Correlation Between United Rentals and BP Plastics
Can any of the company-specific risk be diversified away by investing in both United Rentals and BP Plastics at the same time? Although using a correlation coefficient on its own may not help to predict future stock returns, this module helps to understand the diversifiable risk of combining United Rentals and BP Plastics into the same portfolio, which is an essential part of the fundamental portfolio management process.

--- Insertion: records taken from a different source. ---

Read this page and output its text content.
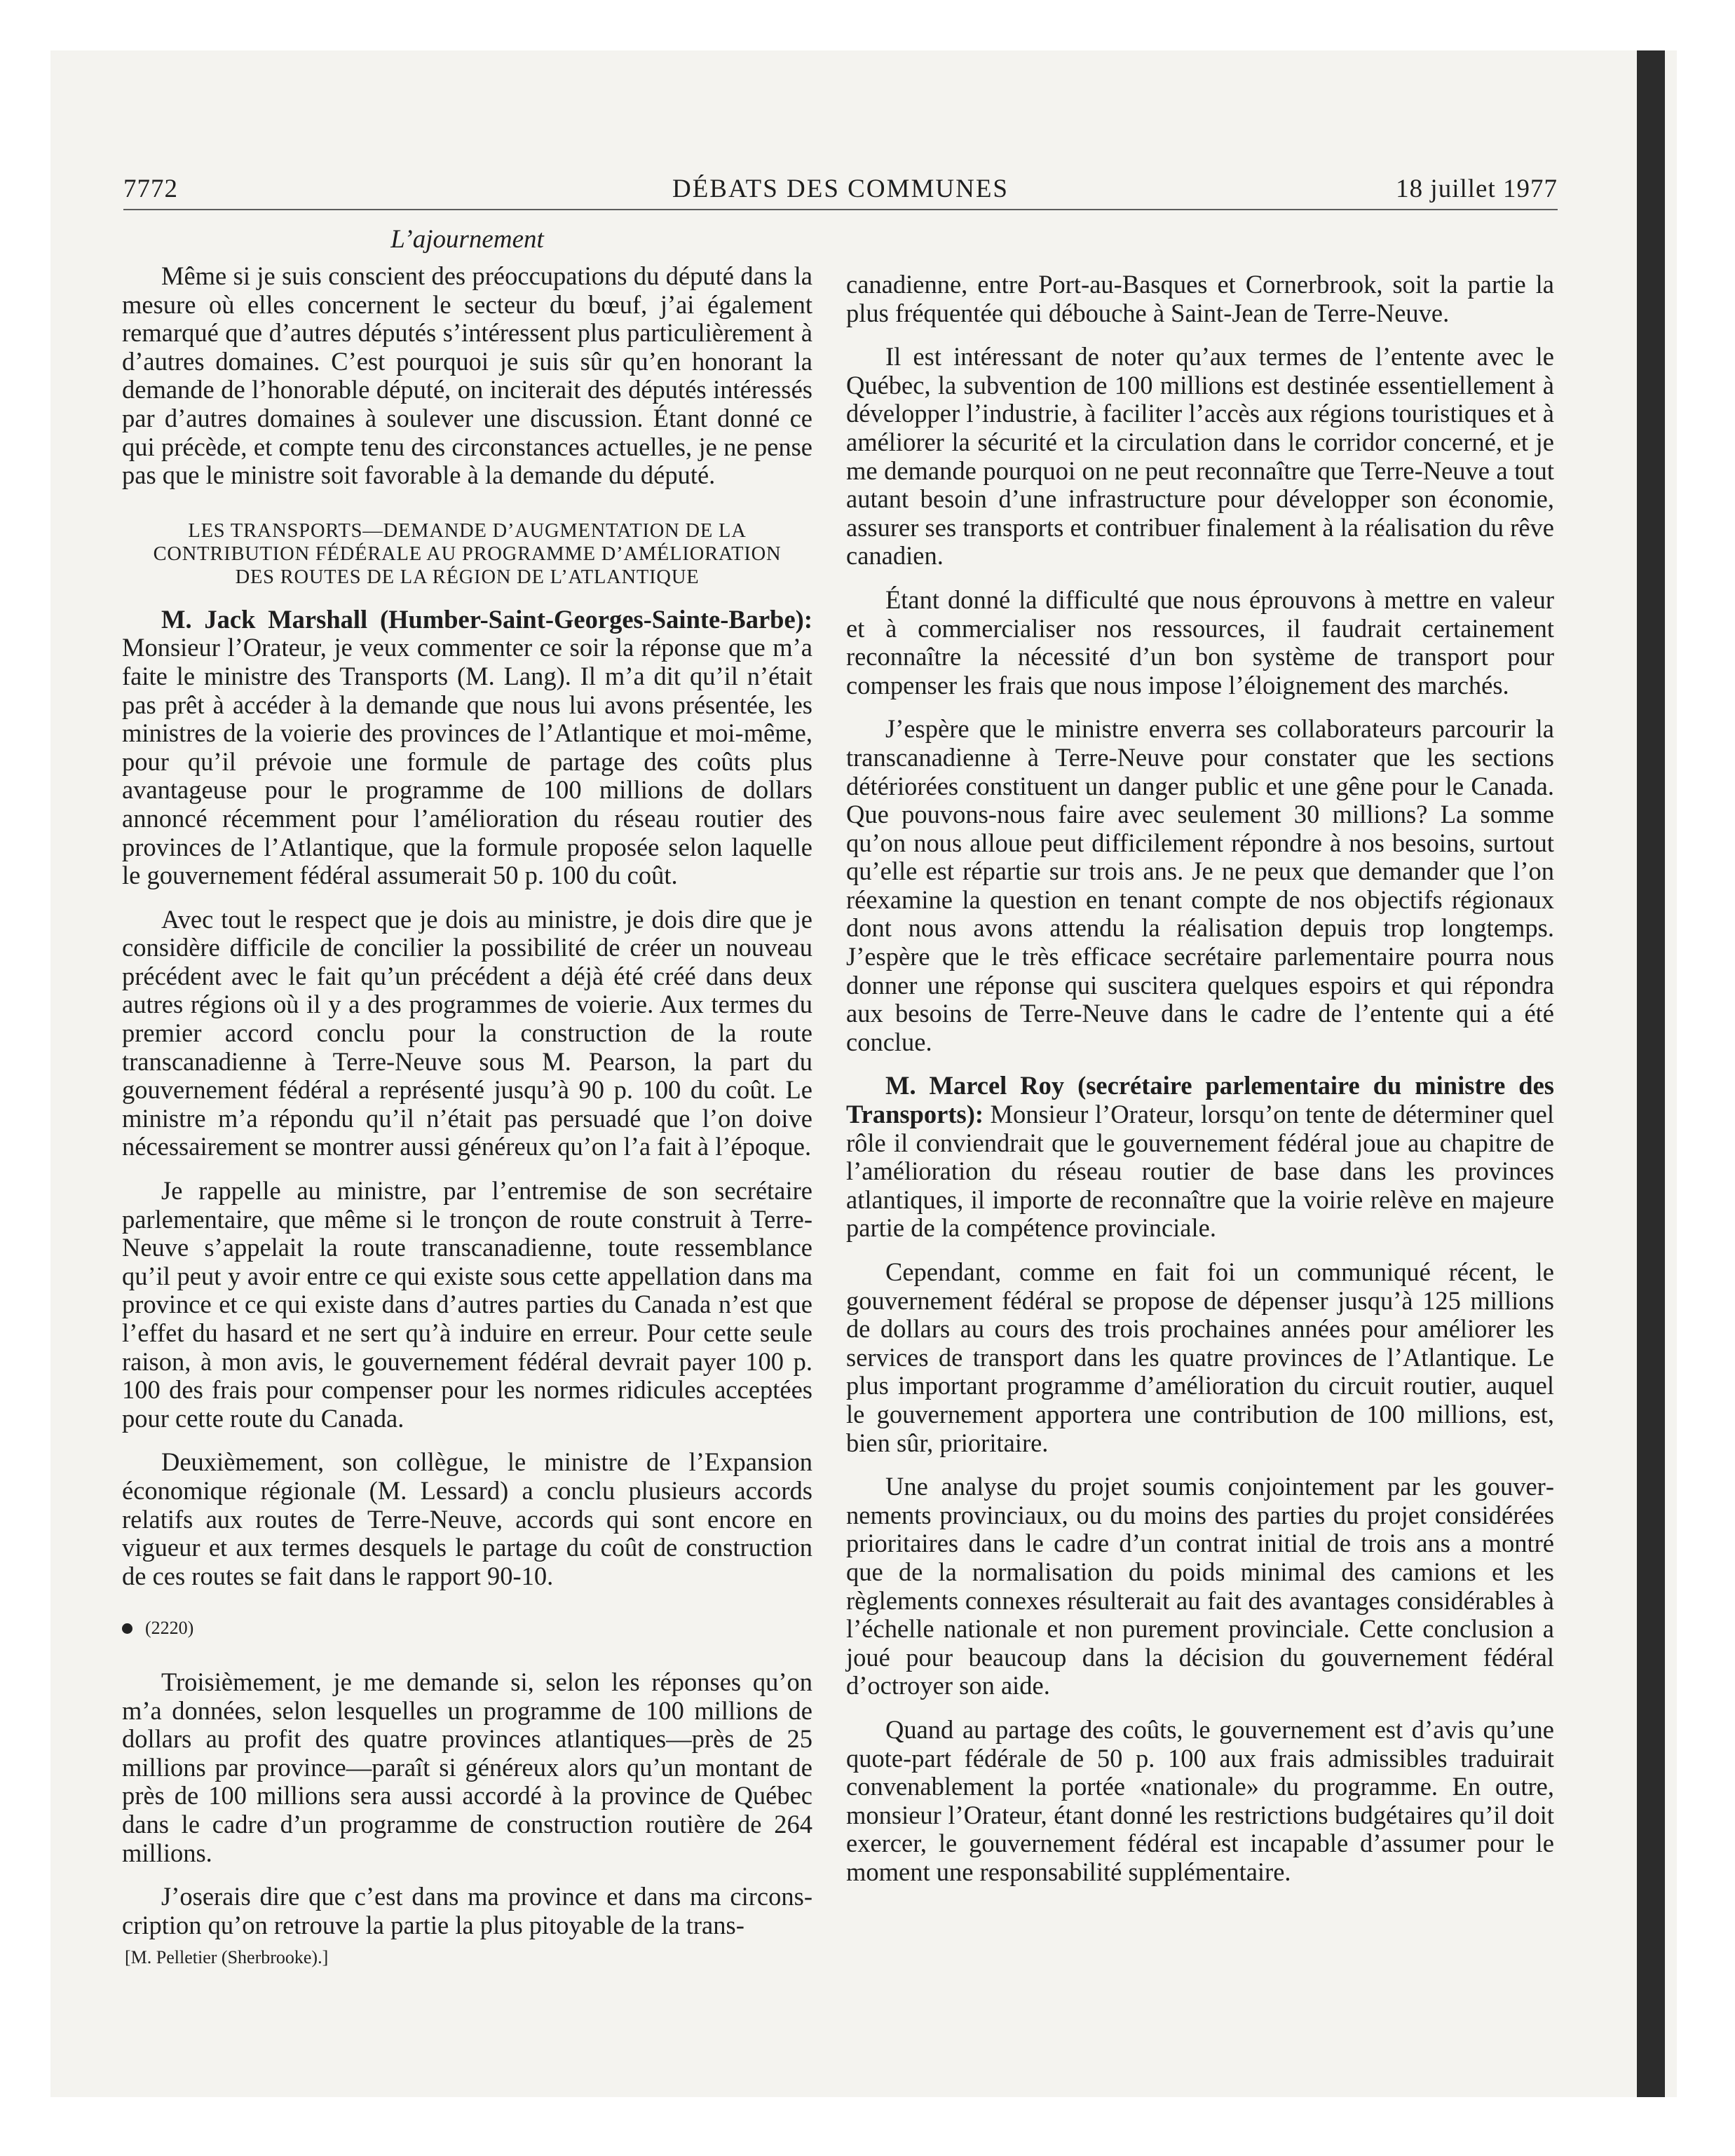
7772	DÉBATS DES COMMUNES	18 juillet 1977
L’ajournement

Même si je suis conscient des préoccupations du député dans la mesure où elles concernent le secteur du bœuf, j’ai également remarqué que d’autres députés s’intéressent plus particulièrement à d’autres domaines. C’est pourquoi je suis sûr qu’en honorant la demande de l’honorable député, on inciterait des députés intéressés par d’autres domaines à soulever une discussion. Étant donné ce qui précède, et compte tenu des circonstances actuelles, je ne pense pas que le ministre soit favorable à la demande du député.

LES TRANSPORTS—DEMANDE D’AUGMENTATION DE LA
CONTRIBUTION FÉDÉRALE AU PROGRAMME D’AMÉLIORATION
DES ROUTES DE LA RÉGION DE L’ATLANTIQUE

M. Jack Marshall (Humber-Saint-Georges-Sainte-Barbe): Monsieur l’Orateur, je veux commenter ce soir la réponse que m’a faite le ministre des Transports (M. Lang). Il m’a dit qu’il n’était pas prêt à accéder à la demande que nous lui avons présentée, les ministres de la voierie des provinces de l’Atlantique et moi-même, pour qu’il prévoie une formule de partage des coûts plus avantageuse pour le programme de 100 millions de dollars annoncé récemment pour l’amélioration du réseau routier des provinces de l’Atlantique, que la formule proposée selon laquelle le gouvernement fédéral assumerait 50 p. 100 du coût.

Avec tout le respect que je dois au ministre, je dois dire que je considère difficile de concilier la possibilité de créer un nouveau précédent avec le fait qu’un précédent a déjà été créé dans deux autres régions où il y a des programmes de voierie. Aux termes du premier accord conclu pour la construction de la route transcanadienne à Terre-Neuve sous M. Pearson, la part du gouvernement fédéral a représenté jusqu’à 90 p. 100 du coût. Le ministre m’a répondu qu’il n’était pas persuadé que l’on doive nécessairement se montrer aussi généreux qu’on l’a fait à l’époque.

Je rappelle au ministre, par l’entremise de son secrétaire parlementaire, que même si le tronçon de route construit à Terre-Neuve s’appelait la route transcanadienne, toute ressemblance qu’il peut y avoir entre ce qui existe sous cette appellation dans ma province et ce qui existe dans d’autres parties du Canada n’est que l’effet du hasard et ne sert qu’à induire en erreur. Pour cette seule raison, à mon avis, le gouvernement fédéral devrait payer 100 p. 100 des frais pour compenser pour les normes ridicules acceptées pour cette route du Canada.

Deuxièmement, son collègue, le ministre de l’Expansion économique régionale (M. Lessard) a conclu plusieurs accords relatifs aux routes de Terre-Neuve, accords qui sont encore en vigueur et aux termes desquels le partage du coût de construction de ces routes se fait dans le rapport 90-10.

(2220)

Troisièmement, je me demande si, selon les réponses qu’on m’a données, selon lesquelles un programme de 100 millions de dollars au profit des quatre provinces atlantiques—près de 25 millions par province—paraît si généreux alors qu’un montant de près de 100 millions sera aussi accordé à la province de Québec dans le cadre d’un programme de construction routière de 264 millions.

J’oserais dire que c’est dans ma province et dans ma circonscription qu’on retrouve la partie la plus pitoyable de la trans-

[M. Pelletier (Sherbrooke).]

canadienne, entre Port-au-Basques et Cornerbrook, soit la partie la plus fréquentée qui débouche à Saint-Jean de Terre-Neuve.

Il est intéressant de noter qu’aux termes de l’entente avec le Québec, la subvention de 100 millions est destinée essentiellement à développer l’industrie, à faciliter l’accès aux régions touristiques et à améliorer la sécurité et la circulation dans le corridor concerné, et je me demande pourquoi on ne peut reconnaître que Terre-Neuve a tout autant besoin d’une infrastructure pour développer son économie, assurer ses transports et contribuer finalement à la réalisation du rêve canadien.

Étant donné la difficulté que nous éprouvons à mettre en valeur et à commercialiser nos ressources, il faudrait certainement reconnaître la nécessité d’un bon système de transport pour compenser les frais que nous impose l’éloignement des marchés.

J’espère que le ministre enverra ses collaborateurs parcourir la transcanadienne à Terre-Neuve pour constater que les sections détériorées constituent un danger public et une gêne pour le Canada. Que pouvons-nous faire avec seulement 30 millions? La somme qu’on nous alloue peut difficilement répondre à nos besoins, surtout qu’elle est répartie sur trois ans. Je ne peux que demander que l’on réexamine la question en tenant compte de nos objectifs régionaux dont nous avons attendu la réalisation depuis trop longtemps. J’espère que le très efficace secrétaire parlementaire pourra nous donner une réponse qui suscitera quelques espoirs et qui répondra aux besoins de Terre-Neuve dans le cadre de l’entente qui a été conclue.

M. Marcel Roy (secrétaire parlementaire du ministre des Transports): Monsieur l’Orateur, lorsqu’on tente de déterminer quel rôle il conviendrait que le gouvernement fédéral joue au chapitre de l’amélioration du réseau routier de base dans les provinces atlantiques, il importe de reconnaître que la voirie relève en majeure partie de la compétence provinciale.

Cependant, comme en fait foi un communiqué récent, le gouvernement fédéral se propose de dépenser jusqu’à 125 millions de dollars au cours des trois prochaines années pour améliorer les services de transport dans les quatre provinces de l’Atlantique. Le plus important programme d’amélioration du circuit routier, auquel le gouvernement apportera une contribution de 100 millions, est, bien sûr, prioritaire.

Une analyse du projet soumis conjointement par les gouvernements provinciaux, ou du moins des parties du projet considérées prioritaires dans le cadre d’un contrat initial de trois ans a montré que de la normalisation du poids minimal des camions et les règlements connexes résulterait au fait des avantages considérables à l’échelle nationale et non purement provinciale. Cette conclusion a joué pour beaucoup dans la décision du gouvernement fédéral d’octroyer son aide.

Quand au partage des coûts, le gouvernement est d’avis qu’une quote-part fédérale de 50 p. 100 aux frais admissibles traduirait convenablement la portée «nationale» du programme. En outre, monsieur l’Orateur, étant donné les restrictions budgétaires qu’il doit exercer, le gouvernement fédéral est incapable d’assumer pour le moment une responsabilité supplémentaire.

By analyzing existing cross correlation between United Rentals and BP Plastics Holding, you can compare the effects of market volatilities on United Rentals and BP Plastics and check how they will diversify away market risk if combined in the same portfolio for a given time horizon. You can also utilize pair trading strategies of matching a long position in United Rentals with a short position of BP Plastics. Check out your portfolio center. Please also check ongoing floating volatility patterns of United Rentals and BP Plastics.
Diversification Opportunities for United Rentals and BP Plastics
-0.58 | Correlation Coefficient |
Excellent diversification
The 3 months correlation between United and 5100 is -0.58. Overlapping area represents the amount of risk that can be diversified away by holding United Rentals and BP Plastics Holding in the same portfolio, assuming nothing else is changed. The correlation between historical prices or returns on BP Plastics Holding and United Rentals is a relative statistical measure of the degree to which these equity instruments tend to move together. The correlation coefficient measures the extent to which returns on United Rentals are associated (or correlated) with BP Plastics. Values of the correlation coefficient range from -1 to +1, where. The correlation of zero (0) is possible when the price movement of BP Plastics Holding has no effect on the direction of United Rentals i.e., United Rentals and BP Plastics go up and down completely randomly.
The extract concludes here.